Na pewno, zabawa przednia… Idziemy dalej za Wikipedią. Czymże jest fizyka fenomenologiczna, o której mowa wyżej? “Jest to dział fizyki zajmujący się opisem pewnych układów, nie wnikając w przyczyny zjawisk, jakie zachodzą ("dlaczego tak się dzieje"), tylko opisując układ szeregiem równań.”
Nie będę dalej cytować, bo mam z całym tematem problem. Książka “Koniec wszystkiego”, która wprowadza nas w możliwe scenariusze zakończenia żywota wszechświata, okrzyknięta jako całkiem zrozumiała dla laików, wcale taka być nie musi. Pamiętajmy, sporo tutaj teoretyzowania.
No właśnie. Kiedy mówimy o nauce, a kiedy jest to już fantazjowanie? Zaczęłam szukać i natrafiłam na bardzo ciekawą postać. Roger Penrose, emerytowany profesor - fizyk, matematyk i kosmolog, potwierdza, że świat nauki często popada w zachwyt nad nowymi, mało rzeczywistymi teoriami. Sceptycyzm, który powinien być domeną badaczy, w tym przypadku fizyków, gdzieś się ulatnia. Przykładem jest teoria strun bądź obiecujące wyniki badań w mechanice kwantowej niemające do końca potwierdzenia, że tak samo, jak w przypadku atomów będzie podobnie przy wielkich obiektach we wszechświecie.
Czarna magia, czarna dziura.

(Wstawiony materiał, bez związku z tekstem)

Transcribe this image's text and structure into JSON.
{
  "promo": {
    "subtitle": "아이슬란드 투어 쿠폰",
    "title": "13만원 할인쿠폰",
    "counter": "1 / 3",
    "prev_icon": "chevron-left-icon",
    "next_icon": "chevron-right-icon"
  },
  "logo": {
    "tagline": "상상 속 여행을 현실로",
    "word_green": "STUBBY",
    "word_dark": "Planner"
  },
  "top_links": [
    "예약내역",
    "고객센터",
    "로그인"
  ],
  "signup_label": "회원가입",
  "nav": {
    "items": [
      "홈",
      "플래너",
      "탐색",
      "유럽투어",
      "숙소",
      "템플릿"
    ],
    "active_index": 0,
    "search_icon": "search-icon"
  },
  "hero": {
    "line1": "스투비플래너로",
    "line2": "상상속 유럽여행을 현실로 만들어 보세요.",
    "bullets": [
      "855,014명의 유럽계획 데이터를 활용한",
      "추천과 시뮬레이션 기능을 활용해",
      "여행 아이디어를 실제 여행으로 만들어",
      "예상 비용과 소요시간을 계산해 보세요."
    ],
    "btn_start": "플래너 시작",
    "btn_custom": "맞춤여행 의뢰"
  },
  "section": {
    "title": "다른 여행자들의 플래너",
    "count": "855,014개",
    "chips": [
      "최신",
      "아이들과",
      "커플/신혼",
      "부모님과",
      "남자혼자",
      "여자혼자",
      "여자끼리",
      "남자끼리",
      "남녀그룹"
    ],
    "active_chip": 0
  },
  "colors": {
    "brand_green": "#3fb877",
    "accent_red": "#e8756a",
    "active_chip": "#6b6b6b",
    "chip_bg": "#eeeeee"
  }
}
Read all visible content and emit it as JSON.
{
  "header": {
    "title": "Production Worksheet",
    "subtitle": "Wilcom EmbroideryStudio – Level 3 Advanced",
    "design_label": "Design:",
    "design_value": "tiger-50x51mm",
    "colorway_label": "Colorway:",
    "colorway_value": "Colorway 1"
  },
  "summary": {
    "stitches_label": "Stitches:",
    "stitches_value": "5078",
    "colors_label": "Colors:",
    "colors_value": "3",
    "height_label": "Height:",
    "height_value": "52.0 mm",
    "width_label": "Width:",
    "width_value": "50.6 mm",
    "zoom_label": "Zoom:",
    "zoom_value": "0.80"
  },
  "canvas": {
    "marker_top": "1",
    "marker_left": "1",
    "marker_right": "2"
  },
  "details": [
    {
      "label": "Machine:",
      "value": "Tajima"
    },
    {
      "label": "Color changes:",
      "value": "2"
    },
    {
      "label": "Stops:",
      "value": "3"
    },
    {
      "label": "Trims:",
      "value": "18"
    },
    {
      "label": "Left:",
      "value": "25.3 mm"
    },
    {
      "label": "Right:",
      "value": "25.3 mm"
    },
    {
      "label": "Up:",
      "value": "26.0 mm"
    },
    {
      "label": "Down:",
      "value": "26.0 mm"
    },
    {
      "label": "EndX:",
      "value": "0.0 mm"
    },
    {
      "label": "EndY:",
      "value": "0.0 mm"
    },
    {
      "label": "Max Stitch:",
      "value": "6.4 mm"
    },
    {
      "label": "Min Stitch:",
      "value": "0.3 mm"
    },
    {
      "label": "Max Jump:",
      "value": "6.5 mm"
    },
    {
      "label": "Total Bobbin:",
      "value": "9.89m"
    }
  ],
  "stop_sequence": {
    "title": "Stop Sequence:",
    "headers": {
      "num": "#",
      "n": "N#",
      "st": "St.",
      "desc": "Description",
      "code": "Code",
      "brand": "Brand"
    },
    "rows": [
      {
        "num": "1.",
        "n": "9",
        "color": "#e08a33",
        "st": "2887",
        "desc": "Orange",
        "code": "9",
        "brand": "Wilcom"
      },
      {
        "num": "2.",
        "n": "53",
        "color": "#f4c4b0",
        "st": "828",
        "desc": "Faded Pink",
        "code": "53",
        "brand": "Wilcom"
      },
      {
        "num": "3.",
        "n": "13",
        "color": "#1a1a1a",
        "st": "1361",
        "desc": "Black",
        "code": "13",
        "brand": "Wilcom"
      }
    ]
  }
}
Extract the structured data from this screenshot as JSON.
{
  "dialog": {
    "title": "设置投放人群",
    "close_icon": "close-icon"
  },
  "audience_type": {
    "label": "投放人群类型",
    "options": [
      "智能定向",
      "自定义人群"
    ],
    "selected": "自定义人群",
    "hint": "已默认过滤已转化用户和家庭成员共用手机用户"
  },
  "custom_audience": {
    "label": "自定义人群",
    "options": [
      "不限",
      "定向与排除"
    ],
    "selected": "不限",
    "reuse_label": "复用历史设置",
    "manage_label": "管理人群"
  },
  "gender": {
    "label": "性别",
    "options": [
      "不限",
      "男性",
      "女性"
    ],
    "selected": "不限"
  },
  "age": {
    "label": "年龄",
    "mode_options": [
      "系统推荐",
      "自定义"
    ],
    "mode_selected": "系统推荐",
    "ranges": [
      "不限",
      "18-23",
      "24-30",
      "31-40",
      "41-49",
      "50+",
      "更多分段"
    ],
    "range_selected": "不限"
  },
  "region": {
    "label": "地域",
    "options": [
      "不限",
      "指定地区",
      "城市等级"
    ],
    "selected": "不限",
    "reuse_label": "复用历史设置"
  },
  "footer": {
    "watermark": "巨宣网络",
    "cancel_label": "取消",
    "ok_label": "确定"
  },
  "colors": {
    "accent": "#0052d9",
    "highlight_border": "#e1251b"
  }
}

To moje odczucia, co do książki. Nie znaczy, że skreślam ją z “życiorysu czytelnika”. Może jeszcze kosmologia zostanie wywrócona do góry nogami, a może wolę patrzeć przyziemnie tu i teraz na naszą biedną planetę, którą należałoby ochronić przed destrukcją człowieka, a nie zajmować się tak wielkimi rzeczami, jak śmierć wszechświata za kilka miliardów lat.
Książkę otrzymałam z Klubu Recenzenta serwisu nakanapie.pl.